Books

Virginia Woolf: Art, Life and Vision

£22.50

ISBN: 9781855144811
Artist(s): Virginia Woolf
Author(s): Frances Spalding
Format: paperback
Year published: July 2014
Publisher: National Portrait Gallery
Publisher Location: London
Total Pages: 192
Illustrations: Illustrated throughout in colour
Height: 21 cm

Author(s) Biographies:

7 available

Published to accompany the  exhibition Virginia Woolf: Art Life and Vision at the National Portrait Gallery from 10th July to 26th October 2014.

This revealing, highly illustrated biography of Virginia Woolf (1882–1941) by a leading authority on the Bloomsbury Group accompanies a major exhibition of portraits of the world-renowned British novelist, essayist, biographer and critic and her circle at the National Portrait Gallery, London.

Virginia Woolf’s many novels, notably Night and Day (1919), Jacob’s Room (1922), Mrs Dalloway (1925), To the Lighthouse (1927) and The Waves (1931), transformed ideas about structure, plot and characterisation. The third child of Leslie and Julia Stephen, and sister of Vanessa (later Bell), Woolf was a central figure in the Bloomsbury Group: that union of friends who revolutionised British culture with their innovative approach to art, design and society in the early years of the twentieth century.

Portraiture figured greatly in Woolf’s life. Portraits by G.F. Watts and photographs made by her aunt, Julia Margaret Cameron, furnished rooms in which she lived.

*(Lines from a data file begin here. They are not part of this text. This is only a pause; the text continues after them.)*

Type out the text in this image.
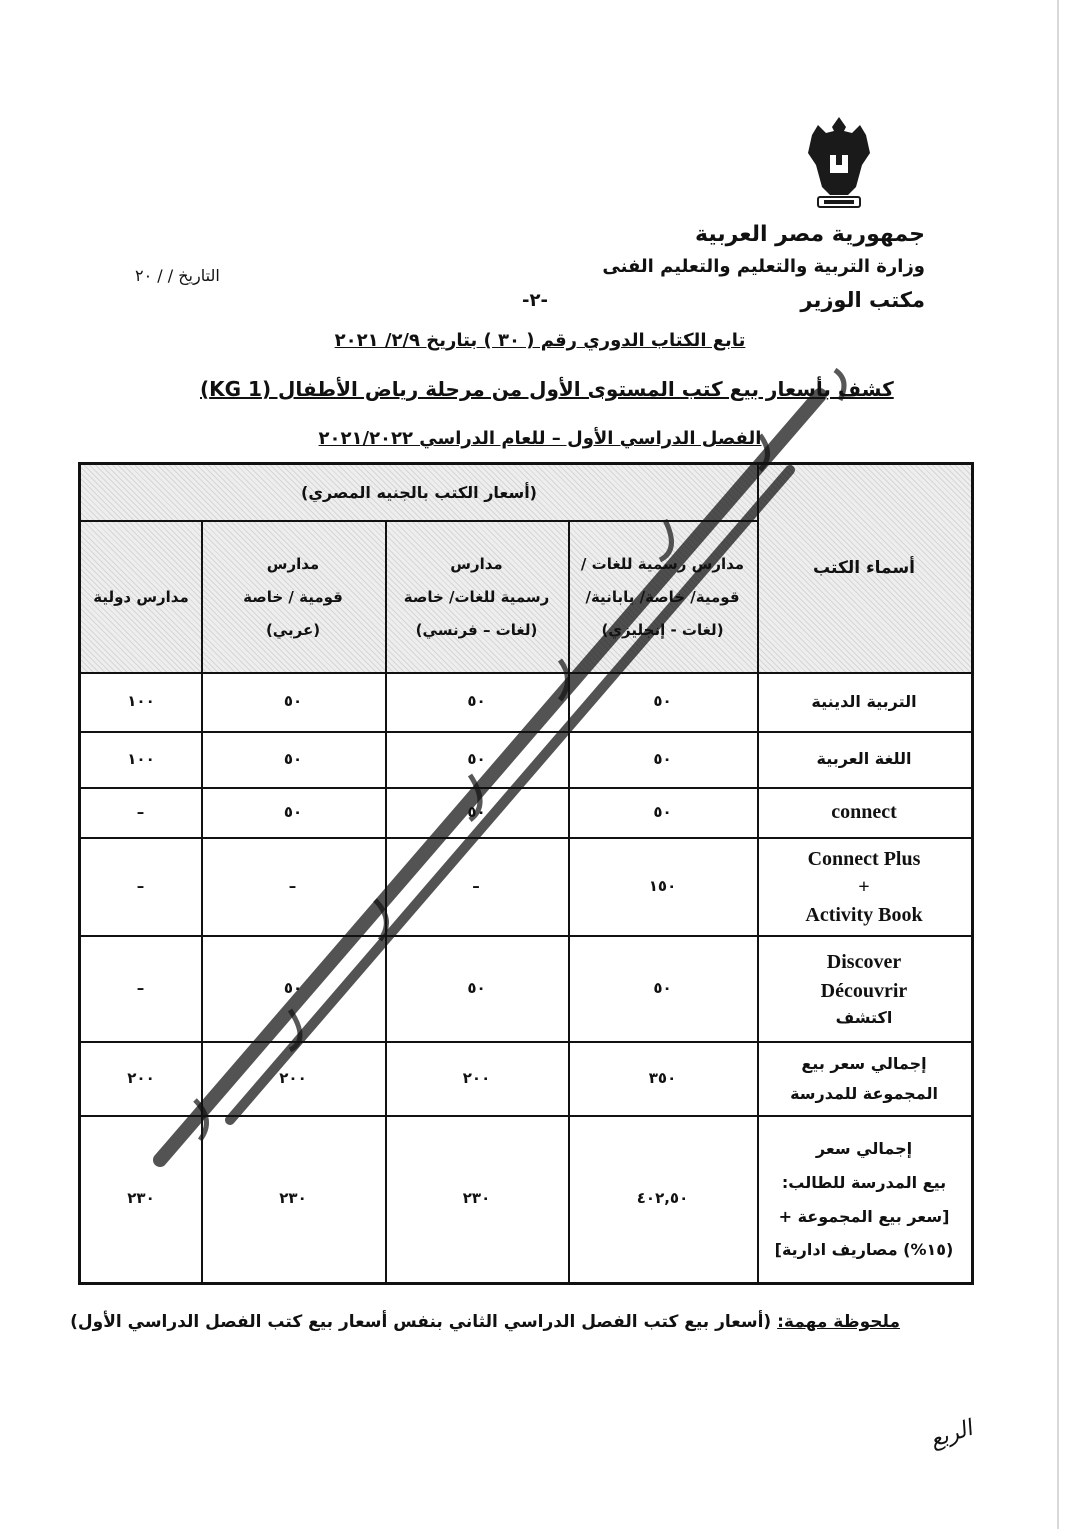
جمهورية مصر العربية
وزارة التربية والتعليم والتعليم الفنى
مكتب الوزير
التاريخ / / ٢٠
-٢-
تابع الكتاب الدوري رقم ( ٣٠ ) بتاريخ ٢/٩/ ٢٠٢١
كشف بأسعار بيع كتب المستوى الأول من مرحلة رياض الأطفال (KG 1)
الفصل الدراسي الأول – للعام الدراسي ٢٠٢١/٢٠٢٢
أسماء الكتب
(أسعار الكتب بالجنيه المصري)
مدارس رسمية للغات /
قومية/ خاصة/ يابانية/
(لغات - إنجليزي)
مدارس
رسمية للغات/ خاصة
(لغات – فرنسي)
مدارس
قومية / خاصة
(عربي)
مدارس دولية
التربية الدينية
٥٠
٥٠
٥٠
١٠٠
اللغة العربية
٥٠
٥٠
٥٠
١٠٠
connect
٥٠
٥٠
٥٠
–
Connect Plus
+
Activity Book
١٥٠
–
–
–
Discover
Découvrir
اكتشف
٥٠
٥٠
٥٠
–
إجمالي سعر بيع
المجموعة للمدرسة
٣٥٠
٢٠٠
٢٠٠
٢٠٠
إجمالي سعر
بيع المدرسة للطالب:
[سعر بيع المجموعة +
(١٥%) مصاريف ادارية]
٤٠٢,٥٠
٢٣٠
٢٣٠
٢٣٠
ملحوظة مهمة: (أسعار بيع كتب الفصل الدراسي الثاني بنفس أسعار بيع كتب الفصل الدراسي الأول)
الربع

Written portraits were produced in the family home; her father, Leslie Stephen, published short biographies of Samuel Johnson, Pope, Swift, George Eliot and Thomas Hobbes, while editing the first twenty-six volumes of the Dictionary of National Biography. Throughout her life, Woolf, a sharp observer and a brilliant wordsmith, composed memorable vignettes-in-words of people she knew or encountered, and was herself portrayed by artists and photographers on many occasions.

This beautifully illustrated book, like the exhibition it accompanies, catches Woolf’s appearance and that of the world around her, but it also points to her pursuit of the hidden, the fleeting and obscure, in her desire to understand better the place and moment in time and in history in which she lived. In charting the emotional milestones in Woolf’s life – her love affairs, wartime experiences and the depression that resulted in her suicide in 1941 – author Frances Spalding acknowledges the seen and unseen aspects of her subject; the outer and the inner, the recognisable and the concealed.